The North-East has always been a foreign land whose inhabitants are racially and culturally removed from the rest of India. A favourite past-time during summer holidays used to be the “Guess the capital of the state” game. Even class-topping cousins would invariably confuse Aizawl for Kohima and Shillong for Gangtok. An entire chunk of the Indian map fell off from view so long ago that it requires serious political commitment to rediscover it. Besides, the problems of states such as Nagaland and Manipur are so complex and involve so many parties and tribes that only historians and journalists can be relied upon to make sense of the situation. Kashmir, despite harbouring several Hurriyat Party members with similar appearances and long-winded names, is far easier to comprehend.

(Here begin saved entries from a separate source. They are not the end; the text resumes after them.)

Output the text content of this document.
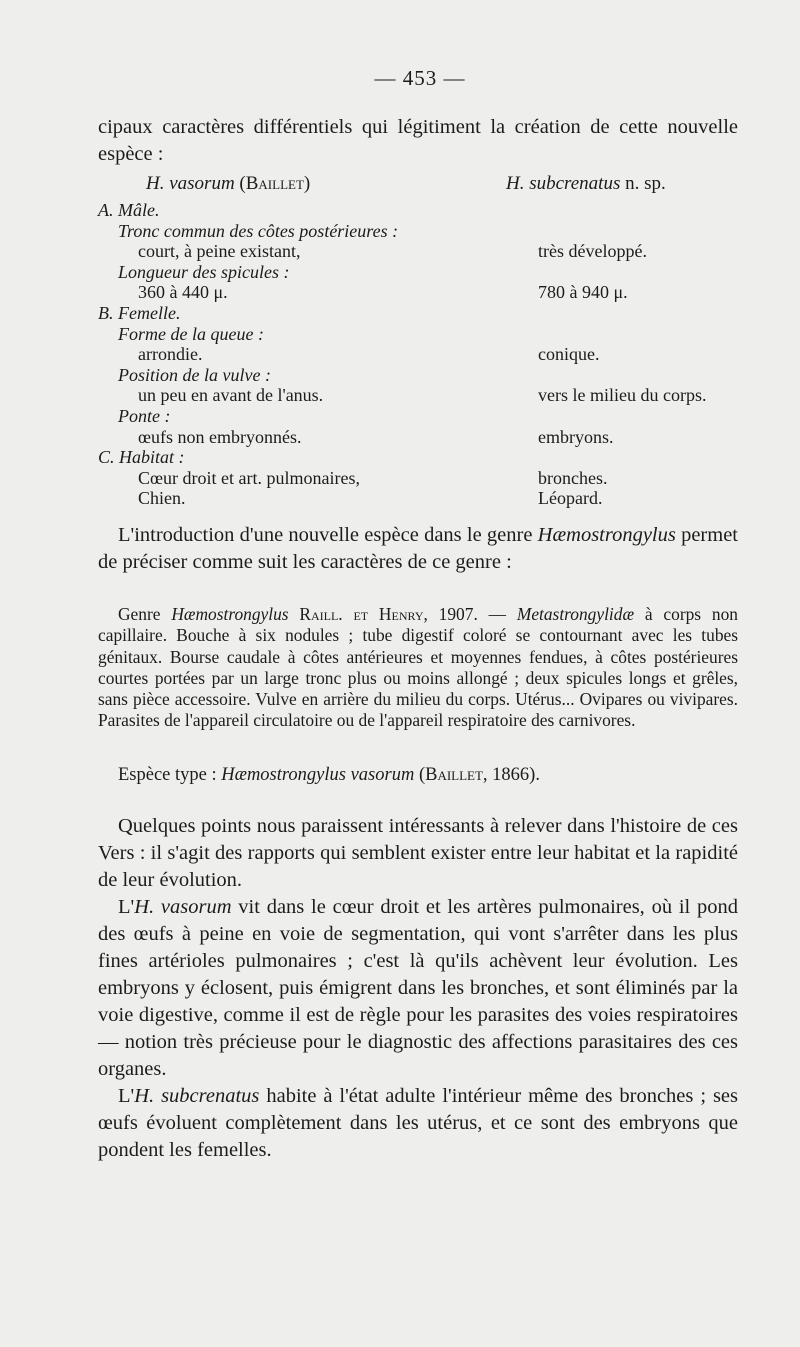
— 453 —
cipaux caractères différentiels qui légitiment la création de cette nouvelle espèce :
H. vasorum (Baillet)	H. subcrenatus n. sp.
A. Mâle.
Tronc commun des côtes postérieures :
court, à peine existant,	très développé.
Longueur des spicules :
360 à 440 μ.	780 à 940 μ.
B. Femelle.
Forme de la queue :
arrondie.	conique.
Position de la vulve :
un peu en avant de l'anus.	vers le milieu du corps.
Ponte :
œufs non embryonnés.	embryons.
C. Habitat :
Cœur droit et art. pulmonaires,	bronches.
Chien.	Léopard.
L'introduction d'une nouvelle espèce dans le genre Hæmostrongylus permet de préciser comme suit les caractères de ce genre :
Genre Hæmostrongylus Raill. et Henry, 1907. — Metastrongylidæ à corps non capillaire. Bouche à six nodules ; tube digestif coloré se contournant avec les tubes génitaux. Bourse caudale à côtes antérieures et moyennes fendues, à côtes postérieures courtes portées par un large tronc plus ou moins allongé ; deux spicules longs et grêles, sans pièce accessoire. Vulve en arrière du milieu du corps. Utérus... Ovipares ou vivipares. Parasites de l'appareil circulatoire ou de l'appareil respiratoire des carnivores.
Espèce type : Hæmostrongylus vasorum (Baillet, 1866).

Quelques points nous paraissent intéressants à relever dans l'histoire de ces Vers : il s'agit des rapports qui semblent exister entre leur habitat et la rapidité de leur évolution.

L'H. vasorum vit dans le cœur droit et les artères pulmonaires, où il pond des œufs à peine en voie de segmentation, qui vont s'arrêter dans les plus fines artérioles pulmonaires ; c'est là qu'ils achèvent leur évolution. Les embryons y éclosent, puis émigrent dans les bronches, et sont éliminés par la voie digestive, comme il est de règle pour les parasites des voies respiratoires — notion très précieuse pour le diagnostic des affections parasitaires des ces organes.

L'H. subcrenatus habite à l'état adulte l'intérieur même des bronches ; ses œufs évoluent complètement dans les utérus, et ce sont des embryons que pondent les femelles.
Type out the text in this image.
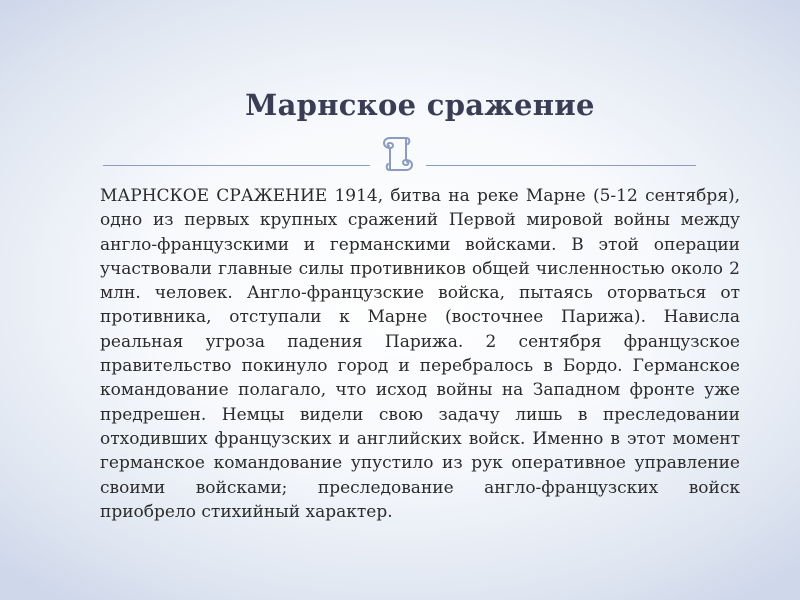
Марнское сражение

МАРНСКОЕ СРАЖЕНИЕ 1914, битва на реке Марне (5-12 сентября), одно из первых крупных сражений Первой мировой войны между англо-французскими и германскими войсками. В этой операции участвовали главные силы противников общей численностью около 2 млн. человек. Англо-французские войска, пытаясь оторваться от противника, отступали к Марне (восточнее Парижа). Нависла реальная угроза падения Парижа. 2 сентября французское правительство покинуло город и перебралось в Бордо. Германское командование полагало, что исход войны на Западном фронте уже предрешен. Немцы видели свою задачу лишь в преследовании отходивших французских и английских войск. Именно в этот момент германское командование упустило из рук оперативное управление своими войсками; преследование англо-французских войск приобрело стихийный характер.
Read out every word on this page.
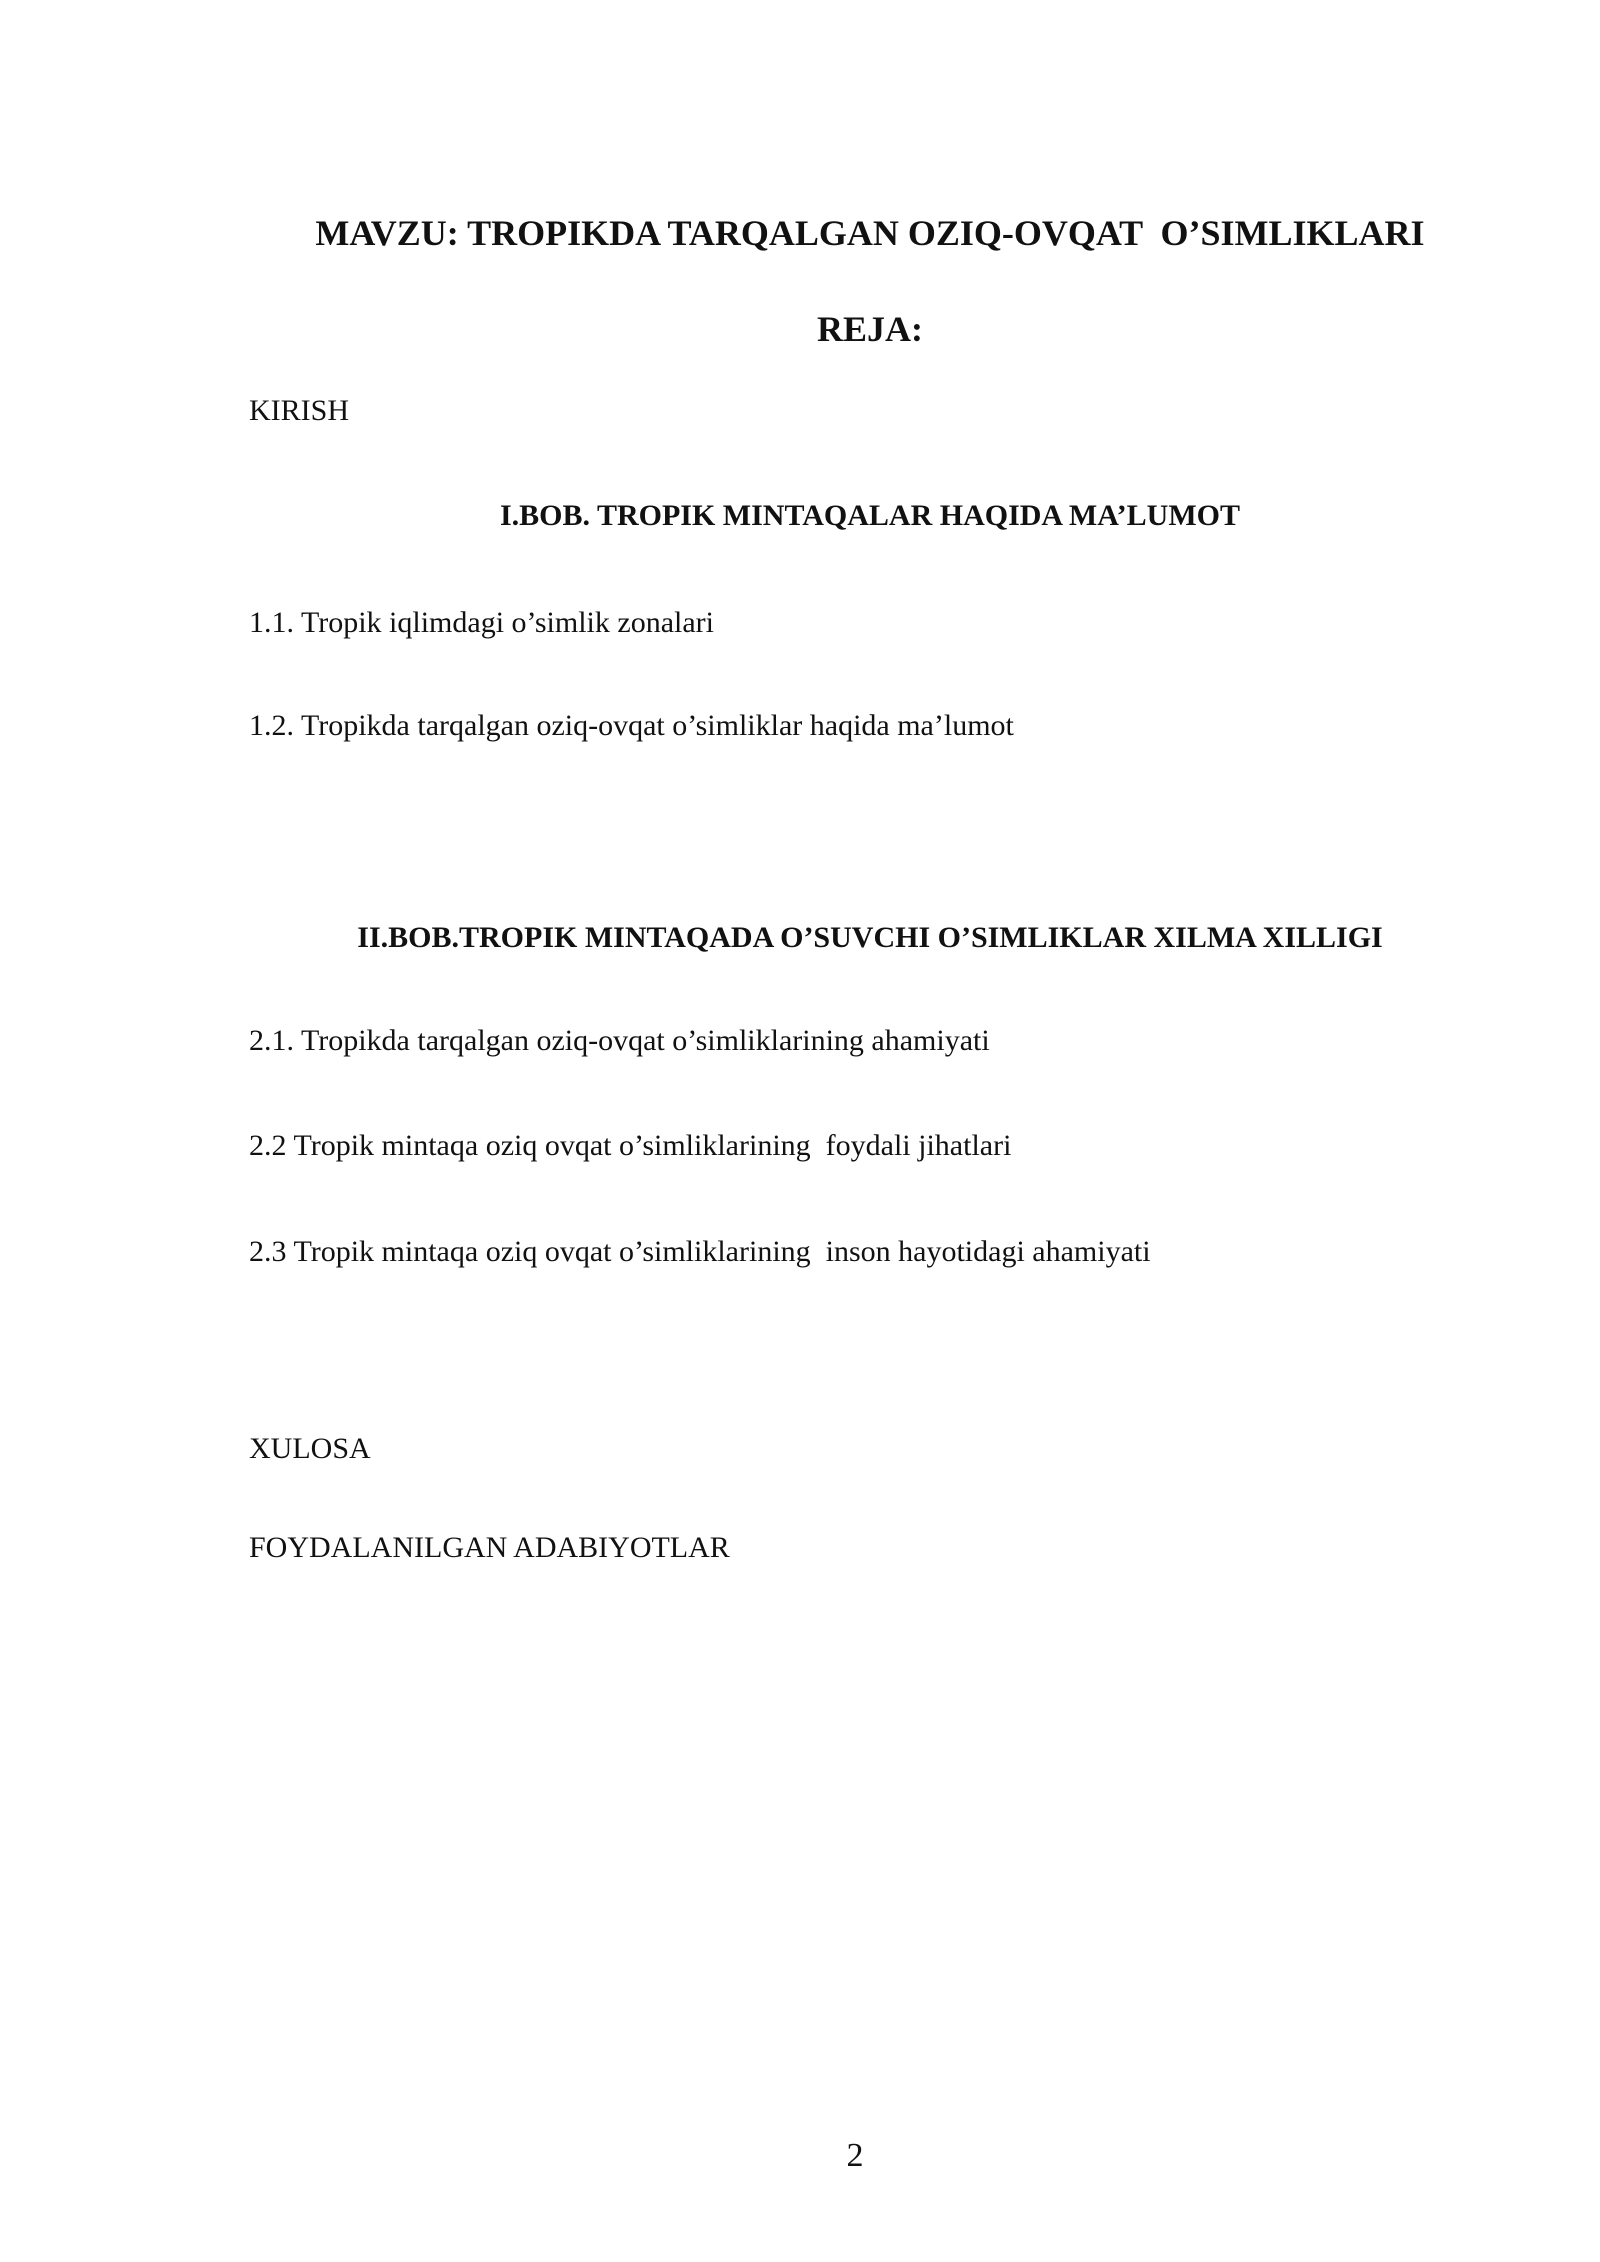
MAVZU: TROPIKDA TARQALGAN OZIQ-OVQAT  O’SIMLIKLARI
REJA:
KIRISH
I.BOB. TROPIK MINTAQALAR HAQIDA MA’LUMOT
1.1. Tropik iqlimdagi o’simlik zonalari
1.2. Tropikda tarqalgan oziq-ovqat o’simliklar haqida ma’lumot
II.BOB.TROPIK MINTAQADA O’SUVCHI O’SIMLIKLAR XILMA XILLIGI
2.1. Tropikda tarqalgan oziq-ovqat o’simliklarining ahamiyati
2.2 Tropik mintaqa oziq ovqat o’simliklarining  foydali jihatlari
2.3 Tropik mintaqa oziq ovqat o’simliklarining  inson hayotidagi ahamiyati
XULOSA
FOYDALANILGAN ADABIYOTLAR
2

A few film-makers have dared to shift the gaze away from Kashmir. Kanika Verma’s Dansh (2005), based on Chilean playwright Ariel Dorfman’s Death and the Maiden, explored militancy and ceasefire efforts in Mizoram. However, Verma inexplicably got Kay Kay Menon, Aditya Srivastava and Sonali Kulkarni to play Mizos. Mani Ratnam’s Dil Se, about the Assam insurgency, at least had Manisha Koirala play a suicide bomber. Assam has produced some fine actors on the stage and in the movies (Seema Biswas, Adil Hussain), but North-Eastern faces are still too exotic to be treated on a par with the rest of India.
Kashmir will always be deemed as the prickliest thorn in the side of the Indian state, especially because India has gone to war with Pakistan over Kashmir. Besides, nothing stirs the soul more than a paradise lost. Kashmir provides ready contrasts of beauty and brutality. A soldier’s protruding gun in the foreground, a gaggle of rosy-cheeked children in the background. Shimmering mountains sheltering Kalashnikov-wielding insurgents. The state’s sad journey from tourism to terrorism will never stop inspiring headlines, poems, documentaries and movies. If Kashmir ki Kali reminds us of what we once had unfettered access to, Roja warns us of what we have lost. If there is a shooting paradise on earth, it is here, it is here, it is here.
Lamhaa released in theatres on Friday.